Robert Hughes ha dicho que la función cultural que cumple el elevadísimo precio de las obras de arte en los mercados internacionales es el de cegarnos: y ciegos, somos incapaces de juzgar. Pero hay muchos otros aspectos del mercado y sus tecnologías cuya función es producir ceguera. La publicidad, la sobrecarga de información (o lo que parece información), la enorme inflación sígnica en la que vivimos. Tal proliferación de imágenes, mensajes y signos de todo tipo produce un bloqueo de los sentidos que termina en un bloqueo del sentido.

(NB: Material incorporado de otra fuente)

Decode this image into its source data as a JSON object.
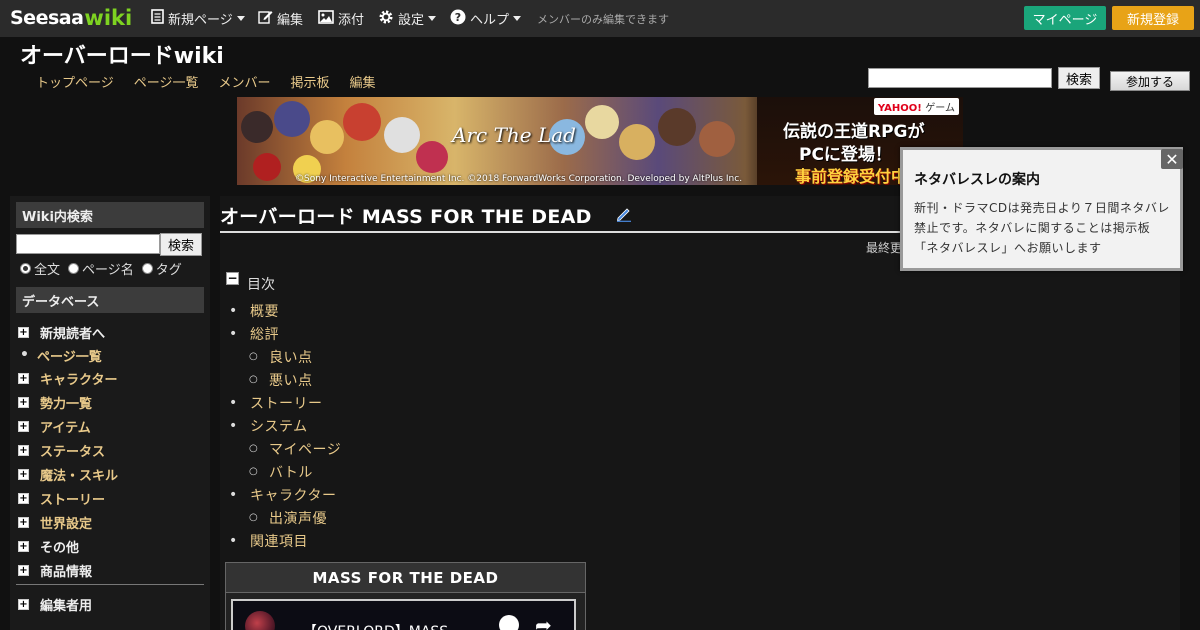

Pero esto no es nada nuevo. Cada generación desde mediados del siglo XIX, o desde que hay una Era Industrial o Postindustrial, ha padecido un incremento feroz en la cantidad de signos a los que se le ha conminado a atender. Los artistas, desde entonces, no han dejado de ocuparse de esta saturación, que siempre llega al límite y lo expande. Al decir “postindustrial”, no cabe duda de que se apunta a un cambio en el ritmo de proliferación de los signos. Es como si viviésemos en un territorio conocido cuyos mapas nunca llegan a ser actuales, como si caducaran antes de ser publicados, y por tanto debemos producirlos de muchas maneras e incesantemente, en una carrera infinita hacia la entropía.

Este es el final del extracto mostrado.